After awhile, all musical styles are either suppressed, Gioia argues in “Subversive History,” or they’re bent by the political, religious, academic and wealthy institutions that can retro-fit high-minded traditions and esteemed artist bios into music that once was viewed as salacious, frenzied or frivolous. Operas were initially condemned for all the unchecked adultery and murder in their plots; now they’re an art form widely seen — to opera companies’ own dismay — as too high-minded and artificial, too rich for the masses.

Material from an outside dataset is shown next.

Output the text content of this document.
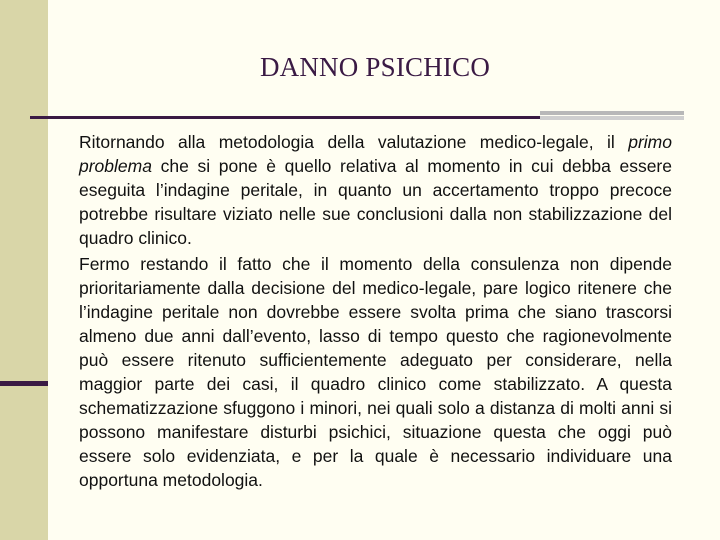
DANNO PSICHICO

Ritornando alla metodologia della valutazione medico-legale, il primo problema che si pone è quello relativa al momento in cui debba essere eseguita l’indagine peritale, in quanto un accertamento troppo precoce potrebbe risultare viziato nelle sue conclusioni dalla non stabilizzazione del quadro clinico.

Fermo restando il fatto che il momento della consulenza non dipende prioritariamente dalla decisione del medico-legale, pare logico ritenere che l’indagine peritale non dovrebbe essere svolta prima che siano trascorsi almeno due anni dall’evento, lasso di tempo questo che ragionevolmente può essere ritenuto sufficientemente adeguato per considerare, nella maggior parte dei casi, il quadro clinico come stabilizzato. A questa schematizzazione sfuggono i minori, nei quali solo a distanza di molti anni si possono manifestare disturbi psichici, situazione questa che oggi può essere solo evidenziata, e per la quale è necessario individuare una opportuna metodologia.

Faced with the sounds of silence in accepted music histories, Gioia turned to other sources: “In fact, for years, I read books that had nothing to do with music,” he says. “I would read journals, private diaries, travel documents, chronicles from ancient times, mythology and folklore – to find the things that were left out.

“And this was when I got a revelation. The very parts of music history that were being excluded were the innovative ones. And they were being excluded because they were shameful, they were disruptive, they were too different. Often to find out what really happened in the evolution and re-invention of music, you had to look at what was erased, not what was preserved.”

The crowd at Shea Stadium when the Beatles played there in 1965. Photo:

Gioia argues that this process hasn’t stopped; this is the way music has always been, it’s how it always renews itself. And how it will continue to do so, he sincerely hopes, despite the efforts of music corporations to harness and exploit every smooth, production-assembled mp3 into a safe, global investment. Perhaps the most dangerous, repeatedly suppressed aspect of music, Gioia believes, is simply the fact that oppressed people can sing, they can make their own music. Even today, that can threaten authorities: parental, legal, spiritual and commercial authorities.

Anyone who’s heard the female crowds screaming when the Beatles played Shea Stadium and seen them breaking through the security cordons — a crowd so loud the Beatles couldn’t hear themselves singing through their monitors — has seen some of music’s Dionysiac power unleashed. The fact that music has an almost shamanistic ability to bind crowds together, to express messy personal desires that defy official dictates — all of that is why countries around the world still carefully monitor and even ban different kinds of music, Gioia argues.

Hip-hop, K-pop, punk, Afro-pop, indigenous anthems and dances: All the military marching bands and all the corporate lawyers in the world can’t hold them back forever. Says Gioia: “Music is the most overlooked source of human rights and civil liberties in history. People don’t realize how closely connected music is to the expansion of human freedom.”

When Hong Kong protestors, Russian rock bands or just disgruntled American teenagers make music, it can unite them.

It can also simply let the rest of us hear fellow humans longing to express themselves.